Para muitas mulheres, a polícia não é sinónimo de protecção, mas sim de mais discriminação e impunidade. “Quando um grupo de rapazes me bateu no rabo em pleno Rossio, dois polícias estavam mesmo lá ao lado e ficaram a olhar, sem fazer nada”, conta Odete. Maria Gil, activista, mulher e cigana de 45 anos, recorda um episódio numa esquadra do Porto. “Pedi protecção a um chefe de esquadra porque eu e a minha filha estávamos numa situação de risco e ele, no meio da conversa, vira-se e diz: ‘Pois, porque as mulheres ciganas começam a apanhar no pito muito cedo.’ Levantei-me e saí. Percebes que não és válida nem como cidadã nem como mulher.”

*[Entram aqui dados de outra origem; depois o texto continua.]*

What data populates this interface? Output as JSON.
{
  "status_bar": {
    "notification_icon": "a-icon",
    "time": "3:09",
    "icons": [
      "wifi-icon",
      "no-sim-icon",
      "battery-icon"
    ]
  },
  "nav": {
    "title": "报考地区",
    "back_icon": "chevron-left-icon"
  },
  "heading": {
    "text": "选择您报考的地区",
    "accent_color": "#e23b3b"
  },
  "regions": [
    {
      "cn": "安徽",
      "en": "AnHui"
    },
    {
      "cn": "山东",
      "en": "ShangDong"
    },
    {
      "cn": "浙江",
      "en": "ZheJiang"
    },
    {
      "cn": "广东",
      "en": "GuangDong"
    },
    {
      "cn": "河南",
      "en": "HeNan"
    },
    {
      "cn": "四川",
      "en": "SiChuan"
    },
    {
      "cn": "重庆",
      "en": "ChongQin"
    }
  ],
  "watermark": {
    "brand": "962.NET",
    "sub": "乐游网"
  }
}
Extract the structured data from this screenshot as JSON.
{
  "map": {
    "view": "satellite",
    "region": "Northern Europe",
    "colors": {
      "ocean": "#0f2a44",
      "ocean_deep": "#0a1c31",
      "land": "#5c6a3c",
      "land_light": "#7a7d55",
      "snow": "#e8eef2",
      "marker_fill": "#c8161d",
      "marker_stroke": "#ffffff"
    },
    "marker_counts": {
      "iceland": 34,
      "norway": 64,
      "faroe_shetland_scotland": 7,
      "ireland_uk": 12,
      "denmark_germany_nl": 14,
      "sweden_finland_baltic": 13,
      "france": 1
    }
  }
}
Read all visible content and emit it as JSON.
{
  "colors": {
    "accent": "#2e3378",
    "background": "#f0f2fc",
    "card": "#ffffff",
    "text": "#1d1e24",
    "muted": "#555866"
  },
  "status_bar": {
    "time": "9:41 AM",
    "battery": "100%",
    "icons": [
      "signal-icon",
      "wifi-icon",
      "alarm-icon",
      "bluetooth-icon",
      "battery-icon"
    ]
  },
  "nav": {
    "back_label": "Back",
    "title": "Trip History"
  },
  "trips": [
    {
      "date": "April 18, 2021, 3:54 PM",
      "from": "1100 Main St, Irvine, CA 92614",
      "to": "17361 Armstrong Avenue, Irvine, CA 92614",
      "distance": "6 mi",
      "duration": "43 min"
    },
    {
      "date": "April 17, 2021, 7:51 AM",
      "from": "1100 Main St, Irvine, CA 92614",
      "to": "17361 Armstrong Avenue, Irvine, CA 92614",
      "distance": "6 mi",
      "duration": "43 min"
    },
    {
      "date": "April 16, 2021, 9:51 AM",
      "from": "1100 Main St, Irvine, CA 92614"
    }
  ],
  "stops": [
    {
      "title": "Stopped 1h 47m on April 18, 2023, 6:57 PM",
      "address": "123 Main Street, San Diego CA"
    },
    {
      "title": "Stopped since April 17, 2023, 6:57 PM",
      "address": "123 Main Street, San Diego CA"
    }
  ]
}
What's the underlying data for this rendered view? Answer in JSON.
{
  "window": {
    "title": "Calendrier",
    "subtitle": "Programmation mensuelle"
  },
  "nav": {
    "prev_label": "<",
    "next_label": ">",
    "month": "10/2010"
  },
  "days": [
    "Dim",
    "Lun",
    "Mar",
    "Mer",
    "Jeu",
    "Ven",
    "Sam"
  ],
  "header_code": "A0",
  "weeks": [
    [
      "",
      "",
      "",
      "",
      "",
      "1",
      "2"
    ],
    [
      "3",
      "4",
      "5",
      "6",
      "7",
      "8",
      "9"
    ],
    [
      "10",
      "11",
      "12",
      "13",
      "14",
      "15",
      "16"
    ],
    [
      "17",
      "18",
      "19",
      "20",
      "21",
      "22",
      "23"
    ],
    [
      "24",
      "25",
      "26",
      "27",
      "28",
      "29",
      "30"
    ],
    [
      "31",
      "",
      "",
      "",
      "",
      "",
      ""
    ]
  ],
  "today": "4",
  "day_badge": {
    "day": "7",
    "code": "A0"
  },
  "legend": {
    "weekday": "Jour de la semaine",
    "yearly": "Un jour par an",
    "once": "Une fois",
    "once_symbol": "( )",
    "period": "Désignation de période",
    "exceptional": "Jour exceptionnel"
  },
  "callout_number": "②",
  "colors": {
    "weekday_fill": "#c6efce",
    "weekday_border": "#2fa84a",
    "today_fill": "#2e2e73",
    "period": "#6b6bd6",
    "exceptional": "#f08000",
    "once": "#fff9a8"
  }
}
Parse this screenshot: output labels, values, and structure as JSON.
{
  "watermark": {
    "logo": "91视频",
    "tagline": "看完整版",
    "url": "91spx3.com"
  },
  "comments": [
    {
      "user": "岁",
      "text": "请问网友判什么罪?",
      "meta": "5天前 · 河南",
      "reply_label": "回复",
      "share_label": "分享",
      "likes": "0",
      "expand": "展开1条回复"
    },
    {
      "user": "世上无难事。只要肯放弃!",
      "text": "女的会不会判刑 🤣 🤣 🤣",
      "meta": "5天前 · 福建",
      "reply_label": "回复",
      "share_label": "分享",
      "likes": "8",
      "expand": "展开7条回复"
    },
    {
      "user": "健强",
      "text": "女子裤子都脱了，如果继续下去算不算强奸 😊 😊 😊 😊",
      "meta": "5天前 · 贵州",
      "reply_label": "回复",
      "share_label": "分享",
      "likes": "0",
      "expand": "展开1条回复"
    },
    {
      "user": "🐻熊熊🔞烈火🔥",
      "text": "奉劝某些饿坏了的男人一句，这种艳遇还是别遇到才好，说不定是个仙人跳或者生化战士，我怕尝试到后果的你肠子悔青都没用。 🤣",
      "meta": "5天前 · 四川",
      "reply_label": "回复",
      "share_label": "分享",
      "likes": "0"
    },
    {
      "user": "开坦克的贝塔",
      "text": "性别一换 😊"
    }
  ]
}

No caso de muitas mulheres ciganas, diz Maria Gil, o problema do assédio tem de ser gerido dentro e fora das suas comunidades — e também ele está intimamente ligado ao roubo da autonomia e liberdade identitária dos corpos. Se na sociedade muitas mulheres ciganas são vistas “ou como feirantes ou como seres exóticos e secretos, com uma sexualidade muita activa”, dentro das comunidades “a menina cigana é desde muito cedo sexualizada”. “É esperado que tenha uma conduta que mostre que está disponível sexualmente para estar noiva e formar família, mas que ao mesmo tempo tenha um recato e uma formação para o lar”, explica Maria. É um assédio rasteiro disfarçado “de protecção”.

Efeitos psicológicos do assédio

“Às vezes parece que não sou uma pessoa. Durante e depois de ser assediada fico a sentir que não tenho acesso a subjectividade. E isso é algo muito forte. As pessoas pensam ‘assédio é só ultrapassar, não pensar nisso’. Mas quando se torna assim tão recorrente não é”, diz Odete C. Ferreira. “Acabas por te habituar, mas o processo de habituação é um processo de quebramento. Tu não vais ultrapassando, vais partindo-te. É um pequeno trauma.” Para Odete, o assédio é muitas vezes um misto de “condescendência, humilhação e bullying”. “Já aconteceu tocarem-me em áreas como o rabo e o genital em praça pública, para me humilhar. Há uma inspecção do meu corpo, como se quisessem denunciar uma espécie de condição falsa da minha feminilidade através do assédio sexual.” Já nas experiências de Geanine Escobar, “o sarcasmo” anda de mãos dadas com “uma certa violência psicológica”.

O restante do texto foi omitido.